In some cases these led to fewer images in the dataset because they contained images with < 512px dimensions which were filtered out, some examples are:
COCO 2017 unlabeled from 123'403 images -> 8'814 tiles.
COCO 2017 train from 118'287 images -> 8'442 tiles.

And in some cases this led to more images, because the original images were high resolution and therefore gave multiple 512x512 tiles per single image.
For example HQ50K -> 213'396 tiles.

Conversion

If the images in the dataset were in the jpg format, they have been converted to png format using Mogrify.

BHI Filtering

I then filtered these sets with the BHI filtering method using the following thresholds:

Blockiness < 30
HyperIQA >= 0.2
IC9600 >= 0.4

Which led to following dataset tile quantities that satisfied the filtering process, which made it into the BHI SISR Dataset:

DF2K -> 12'639 Tiles
FFHQ -> 35'112 Tiles
HQ50K -> 61'647 Tiles
ImageNet -> 4'505 Tiles
LSDIR -> 116'141 Tiles
OST -> 1'048 Tiles
COCO2017_train -> 5'621 Tiles
COCO2017_unlabeled -> 5'887 Tiles
Digital_Art_v2 -> 1'620 Tiles
HFA2K -> 2'280 Tiles
ModernAnimation1080_v3 -> 4'109 Tiles
Nomos_Uni -> 2'466 Tiles
Nomosv2 -> 5'226 Tiles
inaturalist_2019 -> 131'943 Tiles

My main point here also would be that this dataset, even though still consisting of like 390k tiles, is already a strongly reduced version of these original datasets combined.

Files

Files have been named with '{dataset_name}_{index}.webp' so that if one of these used datasets were problematic concerning public access, could still be removed in the future form this dataset.

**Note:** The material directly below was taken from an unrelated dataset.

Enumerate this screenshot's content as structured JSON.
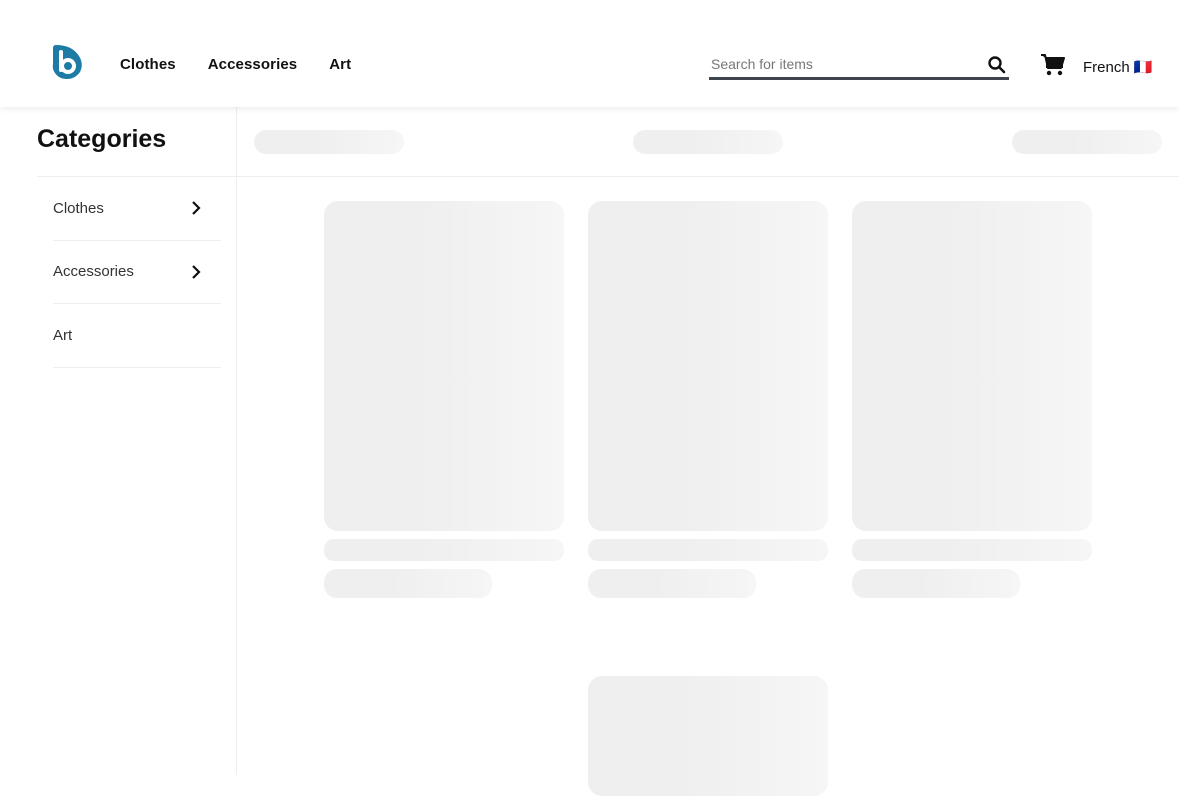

I did convert to webp because of file size reduction, because the dataset was originally at around 200GB, when I then used oxipng ("oxipng --strip safe --alpha *.png") for optimization. But lossless webp is just the best option available currently for lossless file size reduction. Well, JPEG XL would be the absolute best modern option for lossless compression, but its relatively new as in not everything supports it yet (especially cv2 currently, which we use for training, so would be worthless having them in jpeg xl format at this moment). I will rant here about the decision of one company to disregard browser support of jpeg xl for avif, which is waaay worse (super bad) concerning lossless compression/file size, webp is way older and beats it.

TODO put paper stuff etc in here about webp / jpeg xl being superior concerning lossless compression

(Note to myself: Tiles 'inaturalist_2019_65228.png','inaturalist_2019_54615.png','inaturalist_2019_22816.png' removed because of PNG error when checking with pngcheck)

Upload

I uploaded the dataset as multi-part zip archive files with a max of 25GB per file, resulting in X archive files.
This should work with lfs file size limit, and i chose zip because its such a common format. I could have of course used another format like 7z or zpaq or something.
I actually once in the past worked on an archiver called ShareArchiver where my main idea was, that online shared data (like this dataset) generally gets archived once (by the uploader) but downloaded and extracted maybe a thousand times. So resulting file size (faster download time for those thousand downloads) and extraction speed (those thousand extraction) would be waay more important than compression speed. So the main idea is we are trading archiving time (very long time to archive) of that one person for faster downloads and extraction for all. The design of this archiver was that I chose only highly assymetrical compression algos, where compression times can very slow as long as decompression speed is high, and then it would brute force during compression, meaning of those available highly assymetric compression algos, it would compress each single file with all of them, check the resulting file sizes, and add only the smallest one to the .share archive. Just something from the past I wanted to mention. (one could also use the max flag to just use all of them, meaning also the symmetrical ones, just to brute force the smallest archive file possible (using paq8o etc), but of corse compression time would also be very long, but this flag was more for archiving purposes than online sharing purposes, in a case where store space would be waay more important than either compression or decompression speed.)